パウエルFRB議長は上院公聴会で、引き続きインフレを押し上げる要因や、オミクロン株が経済に与えるリスクについて語った(英語音声・英語字幕あり)

  日本の失業率 は、コロナ禍に見舞われた2020年、前年の2.4%から2.8%に上昇した。だが米国に比べれば、この水準は低く、変化の幅もはるかに小さい。米国は流行の初期段階で失業率が10%超まで急上昇し、2020年10-12月期にまだ6.7%の水準にあった。

 日本では賃上げより雇用の安定が重視されるが、それは30年前の経済バブル崩壊後に労使両方に植えつけられた考え方だと、日本総合研究所のエコノミスト、石川智久氏は述べている。

 岸田文雄首相は、9月に行われた自由民主党の総裁選で、給与の大幅引き上げを選挙戦の公約に掲げていた。だが当選後、この方針はすでに立ち消えになったようだ。

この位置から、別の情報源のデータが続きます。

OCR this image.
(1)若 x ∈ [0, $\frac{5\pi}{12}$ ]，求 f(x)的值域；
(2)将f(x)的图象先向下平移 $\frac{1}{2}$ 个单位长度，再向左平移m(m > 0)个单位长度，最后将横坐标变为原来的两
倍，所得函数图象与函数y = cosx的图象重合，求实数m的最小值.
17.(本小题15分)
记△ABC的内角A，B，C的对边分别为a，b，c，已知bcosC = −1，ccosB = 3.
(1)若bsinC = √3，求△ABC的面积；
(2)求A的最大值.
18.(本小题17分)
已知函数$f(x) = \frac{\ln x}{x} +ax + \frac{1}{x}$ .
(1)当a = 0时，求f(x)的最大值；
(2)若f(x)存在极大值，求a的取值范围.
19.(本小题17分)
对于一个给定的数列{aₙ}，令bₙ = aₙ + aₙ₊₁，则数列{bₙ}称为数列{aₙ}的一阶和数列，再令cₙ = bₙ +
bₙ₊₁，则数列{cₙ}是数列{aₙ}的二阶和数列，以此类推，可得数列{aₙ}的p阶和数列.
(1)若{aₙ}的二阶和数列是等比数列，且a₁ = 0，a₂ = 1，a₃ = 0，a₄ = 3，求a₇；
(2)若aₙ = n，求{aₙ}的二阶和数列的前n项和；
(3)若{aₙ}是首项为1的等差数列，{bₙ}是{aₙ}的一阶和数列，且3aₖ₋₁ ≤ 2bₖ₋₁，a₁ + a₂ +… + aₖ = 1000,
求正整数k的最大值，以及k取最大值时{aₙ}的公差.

 「やれるものなら、やれよと。ぜひやってくれと(首相に)言いたい」。飲食店で時給1350円のアルバイトに従事するシラツチ・シュウさん(28)はこう語った。コロナ前に比べてシフトが7割に減ってしまい、経済的に苦しい状態だという。

 日本人は欲深く見えるのを嫌う文化のため、賃金交渉をためらいがちだと企業コンサルタントは言う。転職・求人サービスを手掛けるリクルートが2020年に行った調査では、日本人の62%は入社時に賃金交渉をしなかったが、米国人の大半は賃金交渉を行ったという。

 だが、賃金上昇を妨げているのは文化だけではない。石川氏によると、何年も前から個人消費があまり伸びておらず、これが賃金低迷と表裏一体の関係にあるという。

 厚生労働省のデータによると、日本では労働組合の30%以上が今年、賃上げ要求を見送った。一方、オーストラリアの労働市場ではあつれきが生じる兆しが見られる。豪物流企業トール・グループが運営する国内7カ所の配送センターの労働者は先月、2日間のストライキを経て、年3%の賃上げを3年間実施するという合意を勝ち取った。

 労働者が大幅賃上げを実現できるかどうかは、コロナ感染者数を低く抑えてきた国々が、いかに早く国境を再び開き、移民を受け入れるか次第で決まるかもしれない。外国人労働者が流入すれば、賃金の伸びに下降圧力がかかる。

 オミクロン株の影響で、すでに往来再開の計画に遅れが生じている。オーストラリアは11月29日、ワクチン接種を完全に済ませた高技能労働者への入国制限解除を2週間延期することにした。新たな変異株を理解するために時間が必要だと判断したためだ。同日、日本は出張者を含む外国人の入国を年内は停止すると発表した。

 オーストラリアの外国人労働者は、コロナ前には約50万人に上ったが、現在は9万人弱に減少したとHSBCホールディングスの豪州担当チーフエコノミスト、ポール・ブロクサム氏は話す。

 日本総研の石川氏は、人手不足が顕在化し、日本の賃金は近い将来、上昇すると考えている。ただ、高齢者介護や農業に従事することが多い外国人労働者にとっては、日本のこれまでの賃金状況が障害になる可能性がある。日本で働く外国人労働者の多くは、中国やベトナム、フィリピンから来ている。

 さらに石川氏は、日本の物価の低さもそろそろ限界に来ていると話す。

 外食チェーンを展開する松屋フーズは、主力商品の牛丼を9月末に19%値上げし、380円とした。3年前の30円値上げで顧客離れが起きた同社は、値上げのタイミングを慎重にうかがい、緊急事態宣言の解除に合わせた。

 「お客さまはコロナ前のレベルに戻ってきた」と同社の広報担当者は述べた。賃金に関しては「上がってもないが、下がってもない」。